Un ultimo esperimento di follow-up, con 710 intervistati, ha fatto luce sulla fastidiosa domanda sul perché le persone condividono notizie false. Invece di decidere se condividere o meno i titoli delle notizie, ai partecipanti è stato chiesto di valutare prima esplicitamente l’accuratezza di ogni notizia. Dopo averlo fatto, la percentuale di storie false che i partecipanti erano disposti a condividere è scesa dal 30% al 15% circa.
Poiché quella cifra è diminuita della metà, i ricercatori hanno potuto concludere che il 50% dei falsi titoli condivisi in precedenza era stato condiviso a causa della semplice disattenzione all’accuratezza. E circa un terzo dei falsi titoli condivisi è stato ritenuto vero dai partecipanti, il che significa che circa il 33% della disinformazione è stata diffusa a causa della confusione sull’accuratezza.
Il restante 16% delle notizie false è stato condiviso anche se gli intervistati li hanno riconosciuti come falsi.
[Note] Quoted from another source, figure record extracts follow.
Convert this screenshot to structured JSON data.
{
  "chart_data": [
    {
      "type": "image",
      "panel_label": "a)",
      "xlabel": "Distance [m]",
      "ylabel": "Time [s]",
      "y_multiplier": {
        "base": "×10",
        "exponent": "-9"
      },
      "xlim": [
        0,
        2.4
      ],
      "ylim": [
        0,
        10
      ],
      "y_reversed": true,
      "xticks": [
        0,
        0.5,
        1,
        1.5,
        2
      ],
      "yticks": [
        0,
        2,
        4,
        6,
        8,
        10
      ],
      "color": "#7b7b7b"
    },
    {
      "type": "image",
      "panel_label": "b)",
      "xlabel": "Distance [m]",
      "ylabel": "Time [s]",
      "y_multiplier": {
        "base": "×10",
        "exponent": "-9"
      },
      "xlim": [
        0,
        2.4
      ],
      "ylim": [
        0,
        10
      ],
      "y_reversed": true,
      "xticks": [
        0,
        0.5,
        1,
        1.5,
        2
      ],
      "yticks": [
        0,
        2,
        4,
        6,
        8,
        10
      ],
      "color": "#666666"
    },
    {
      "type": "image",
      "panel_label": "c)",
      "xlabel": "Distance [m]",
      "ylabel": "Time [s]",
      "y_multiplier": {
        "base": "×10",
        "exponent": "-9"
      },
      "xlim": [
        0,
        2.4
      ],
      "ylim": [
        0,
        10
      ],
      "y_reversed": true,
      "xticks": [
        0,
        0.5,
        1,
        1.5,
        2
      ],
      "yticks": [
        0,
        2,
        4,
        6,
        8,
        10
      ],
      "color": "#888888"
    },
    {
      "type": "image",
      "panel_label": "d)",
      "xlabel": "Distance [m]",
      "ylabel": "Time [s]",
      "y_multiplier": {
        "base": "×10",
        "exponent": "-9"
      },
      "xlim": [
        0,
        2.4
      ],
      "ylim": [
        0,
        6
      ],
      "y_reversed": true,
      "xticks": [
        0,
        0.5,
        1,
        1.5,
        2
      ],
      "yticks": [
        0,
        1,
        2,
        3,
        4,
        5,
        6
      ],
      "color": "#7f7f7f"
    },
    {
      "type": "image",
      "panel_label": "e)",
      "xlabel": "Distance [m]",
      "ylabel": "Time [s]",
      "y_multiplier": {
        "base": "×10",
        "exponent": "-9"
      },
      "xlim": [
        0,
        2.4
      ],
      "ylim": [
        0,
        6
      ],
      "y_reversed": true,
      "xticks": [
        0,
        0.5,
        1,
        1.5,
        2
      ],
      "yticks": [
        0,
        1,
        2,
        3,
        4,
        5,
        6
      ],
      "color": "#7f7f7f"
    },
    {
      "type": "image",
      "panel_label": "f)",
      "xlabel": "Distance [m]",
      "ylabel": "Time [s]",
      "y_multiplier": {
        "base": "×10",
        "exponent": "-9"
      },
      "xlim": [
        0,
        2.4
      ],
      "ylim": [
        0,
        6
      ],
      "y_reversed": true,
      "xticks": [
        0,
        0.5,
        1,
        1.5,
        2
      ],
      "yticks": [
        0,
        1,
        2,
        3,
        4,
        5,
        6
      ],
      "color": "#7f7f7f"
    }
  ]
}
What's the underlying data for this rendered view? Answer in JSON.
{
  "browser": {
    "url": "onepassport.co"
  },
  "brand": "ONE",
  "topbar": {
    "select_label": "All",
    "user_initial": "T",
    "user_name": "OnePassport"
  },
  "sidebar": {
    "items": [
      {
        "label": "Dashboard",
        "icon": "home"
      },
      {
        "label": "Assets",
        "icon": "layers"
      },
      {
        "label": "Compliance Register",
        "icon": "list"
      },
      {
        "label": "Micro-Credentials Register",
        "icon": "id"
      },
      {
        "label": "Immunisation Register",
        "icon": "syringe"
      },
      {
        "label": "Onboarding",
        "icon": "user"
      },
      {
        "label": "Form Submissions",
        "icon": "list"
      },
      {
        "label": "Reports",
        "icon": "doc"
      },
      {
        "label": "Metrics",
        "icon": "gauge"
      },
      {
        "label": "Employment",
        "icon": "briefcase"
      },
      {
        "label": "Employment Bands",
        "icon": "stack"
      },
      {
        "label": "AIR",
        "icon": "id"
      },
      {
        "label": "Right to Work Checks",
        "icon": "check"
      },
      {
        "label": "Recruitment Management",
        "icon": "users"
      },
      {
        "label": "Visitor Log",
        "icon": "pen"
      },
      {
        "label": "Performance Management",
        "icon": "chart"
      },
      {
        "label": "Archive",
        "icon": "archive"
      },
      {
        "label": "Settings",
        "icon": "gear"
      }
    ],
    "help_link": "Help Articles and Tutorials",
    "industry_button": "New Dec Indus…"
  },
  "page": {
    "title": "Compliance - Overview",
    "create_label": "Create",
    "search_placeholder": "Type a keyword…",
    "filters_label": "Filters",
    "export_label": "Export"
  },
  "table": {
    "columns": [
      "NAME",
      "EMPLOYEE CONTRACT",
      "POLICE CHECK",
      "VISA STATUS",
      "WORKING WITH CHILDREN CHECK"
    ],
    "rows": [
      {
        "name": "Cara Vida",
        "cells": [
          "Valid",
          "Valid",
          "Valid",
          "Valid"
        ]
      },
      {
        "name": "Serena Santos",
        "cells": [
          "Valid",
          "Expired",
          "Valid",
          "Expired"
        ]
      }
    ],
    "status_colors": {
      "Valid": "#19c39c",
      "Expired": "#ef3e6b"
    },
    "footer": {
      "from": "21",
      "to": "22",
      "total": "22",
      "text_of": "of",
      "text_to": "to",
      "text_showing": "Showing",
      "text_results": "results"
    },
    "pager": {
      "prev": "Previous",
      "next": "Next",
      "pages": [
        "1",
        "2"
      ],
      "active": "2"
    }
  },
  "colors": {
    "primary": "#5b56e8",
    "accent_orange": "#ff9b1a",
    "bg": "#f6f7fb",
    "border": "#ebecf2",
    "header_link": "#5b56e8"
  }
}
Questa piccola minoranza di casi rappresenta il tipo di “post-verità” di alto profilo di condivisione intenzionale della disinformazione.
Un rimedio pronto?
“I nostri risultati suggeriscono che, in generale, le persone stanno facendo del loro meglio per diffondere informazioni accurate”, afferma Epstein. “Ma l’attuale progettazione degli ambienti dei social media, che può dare la priorità al coinvolgimento e alla fidelizzazione degli utenti rispetto alla precisione, mette il mazzo contro di loro”.
Tuttavia, pensano gli studiosi, i loro risultati mostrano che alcuni semplici rimedi sono disponibili per le piattaforme dei social media.
“Una prescrizione è inserire occasionalmente dei contenuti nei feed delle persone che inneschino il concetto di accuratezza”, afferma Rand.
“La mia speranza è che questo documento aiuti a ispirare le piattaforme per sviluppare questo tipo di interventi”, aggiunge. “Le società di social media in base alla progettazione hanno focalizzato l’attenzione delle persone sul coinvolgimento. Ma non devono solo prestare attenzione al coinvolgimento: puoi anche fare cose proattive per riorientare l’attenzione degli utenti sulla precisione.” Il team ha esplorato potenziali applicazioni di questa idea in collaborazione con i ricercatori di Jigsaw, un’unità di Google, e spera di fare lo stesso con le società di social media.